Kawhmu: Thousands of cheering supporters swarmed opposition leader Aung San Suu Kyi on Saturday as the democracy icon took her historic campaign for a Parliament seat to the southern constituency she hopes to represent for the first time.
Supporters waving her political party`s flag came out in force to catch a glimpse of the 66-year-old Nobel Peace laureate as her convoy crawled from the main city Yangon to Kawhmu, a poor, rural district to the south.
The 16-mile (25-kilometer) journey down a crumbling road took three hours, underscoring how undeveloped Myanmar is after half a century of military rule, an era from which the country has only now begun to emerge.
Banners proclaimed "We`re All in This Together!" while music blared from loudspeakers with homespun lyrics that screamed: Myanmar "will prosper only after Daw Suu wins the race”.
"Daw" is an honorific of respect used for older women. Suu Kyi is running in an April 01 by-election that is being held to fill 48 parliamentary seats vacated by lawmakers who were appointed to the Cabinet or other posts last year.
The vote is widely seen as a test of the new government`s commitment to reform after nearly half a century of iron-fisted military rule.
Even if Suu Kyi`s party wins all 48 seats, however, it will have minimal power.

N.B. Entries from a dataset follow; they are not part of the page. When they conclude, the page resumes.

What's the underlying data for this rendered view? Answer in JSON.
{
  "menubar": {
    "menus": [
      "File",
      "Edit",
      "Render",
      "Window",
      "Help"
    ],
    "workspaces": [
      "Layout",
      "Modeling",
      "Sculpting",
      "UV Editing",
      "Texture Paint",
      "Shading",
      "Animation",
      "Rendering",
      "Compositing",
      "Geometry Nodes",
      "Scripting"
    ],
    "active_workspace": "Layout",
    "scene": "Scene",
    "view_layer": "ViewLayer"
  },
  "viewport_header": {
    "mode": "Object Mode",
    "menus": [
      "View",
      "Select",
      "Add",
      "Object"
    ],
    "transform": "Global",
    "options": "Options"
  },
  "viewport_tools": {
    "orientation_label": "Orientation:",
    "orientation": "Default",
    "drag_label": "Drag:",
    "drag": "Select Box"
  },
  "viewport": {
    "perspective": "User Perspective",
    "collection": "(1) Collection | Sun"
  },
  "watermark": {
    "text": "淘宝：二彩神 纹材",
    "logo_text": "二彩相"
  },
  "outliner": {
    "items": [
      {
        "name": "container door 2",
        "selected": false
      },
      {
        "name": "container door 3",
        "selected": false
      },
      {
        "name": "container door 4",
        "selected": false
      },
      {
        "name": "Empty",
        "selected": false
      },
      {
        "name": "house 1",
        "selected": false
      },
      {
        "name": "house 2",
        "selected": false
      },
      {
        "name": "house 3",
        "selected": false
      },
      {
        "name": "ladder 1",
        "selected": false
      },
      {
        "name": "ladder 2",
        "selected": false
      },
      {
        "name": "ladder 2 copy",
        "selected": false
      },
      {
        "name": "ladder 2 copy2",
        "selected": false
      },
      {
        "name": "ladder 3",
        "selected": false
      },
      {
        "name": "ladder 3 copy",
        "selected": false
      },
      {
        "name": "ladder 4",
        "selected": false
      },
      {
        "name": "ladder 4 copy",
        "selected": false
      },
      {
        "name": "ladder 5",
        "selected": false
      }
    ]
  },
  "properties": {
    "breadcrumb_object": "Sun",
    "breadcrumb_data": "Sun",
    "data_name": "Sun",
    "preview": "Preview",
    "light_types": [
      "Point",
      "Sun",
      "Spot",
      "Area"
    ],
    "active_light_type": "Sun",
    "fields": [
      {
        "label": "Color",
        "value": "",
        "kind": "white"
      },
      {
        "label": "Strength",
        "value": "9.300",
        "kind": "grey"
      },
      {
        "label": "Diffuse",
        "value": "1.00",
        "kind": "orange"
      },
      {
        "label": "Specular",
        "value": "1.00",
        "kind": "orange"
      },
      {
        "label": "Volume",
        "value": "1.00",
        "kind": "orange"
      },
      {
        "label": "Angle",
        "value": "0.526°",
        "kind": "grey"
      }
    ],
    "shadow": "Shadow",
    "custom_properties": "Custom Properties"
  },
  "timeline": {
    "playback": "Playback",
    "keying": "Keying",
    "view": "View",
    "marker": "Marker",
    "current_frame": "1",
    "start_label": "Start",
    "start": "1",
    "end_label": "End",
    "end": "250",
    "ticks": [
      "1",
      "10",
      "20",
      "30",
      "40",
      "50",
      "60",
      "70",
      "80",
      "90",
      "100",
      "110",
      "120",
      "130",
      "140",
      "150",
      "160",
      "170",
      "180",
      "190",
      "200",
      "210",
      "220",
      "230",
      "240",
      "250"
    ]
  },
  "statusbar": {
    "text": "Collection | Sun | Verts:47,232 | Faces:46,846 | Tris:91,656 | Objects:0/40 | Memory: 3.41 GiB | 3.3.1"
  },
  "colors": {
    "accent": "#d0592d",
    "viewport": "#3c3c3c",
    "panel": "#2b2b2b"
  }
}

The 440-seat lower house is overwhelmingly dominated by ruling party allies of the former junta and 25 percent of lawmakers are, by law, military appointees.

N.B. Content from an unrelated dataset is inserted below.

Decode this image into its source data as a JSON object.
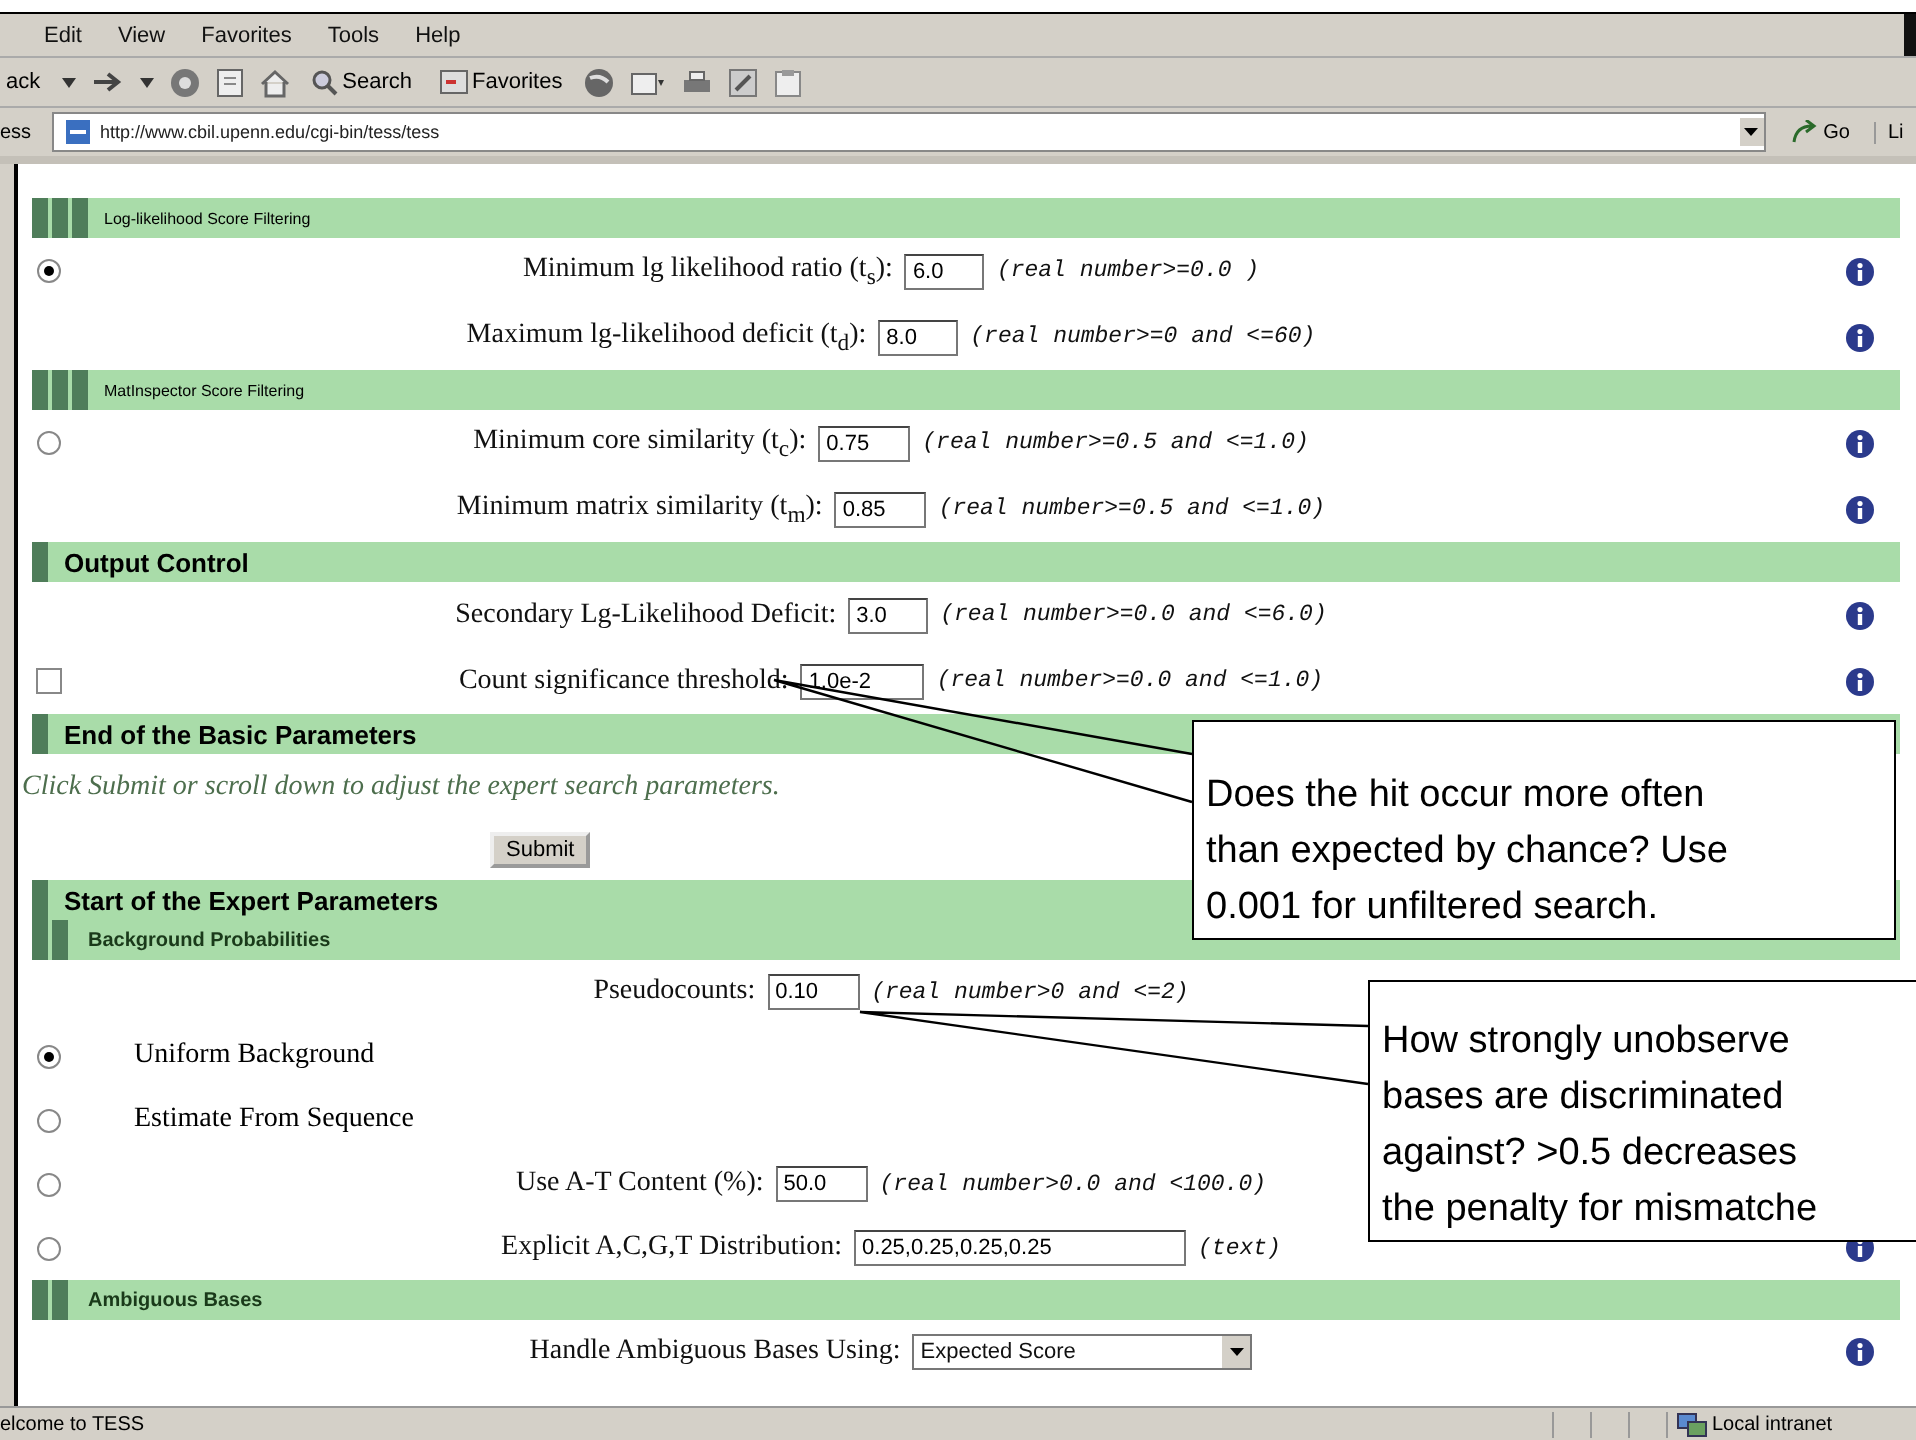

At a youth meeting on Thursday, Suu Kyi told party members that "even one seat is important”.
A victory would be historic for Suu Kyi, who spent most of the last two decades under house arrest. She would have a voice in government for the first time after decades as the country`s opposition leader.
In 1990, while she was still under house arrest, her party won a sweeping election victory but the then-ruling military junta refused to honour the results.
The nominally civilian government that inherited power last year after 2010 elections that Suu Kyi`s party boycotted has embarked on a series of reforms that have surprised even some of the country`s toughest critics. It has released hundreds of political prisoners, signed cease-fire deals with ethnic rebels, and increased media freedoms.
The government hopes the changes will prompt the lifting of economic sanctions imposed under the junta`s rule. Western governments and the United Nations have said they will review the sanctions only after gauging whether the April polls are carried out freely and fairly.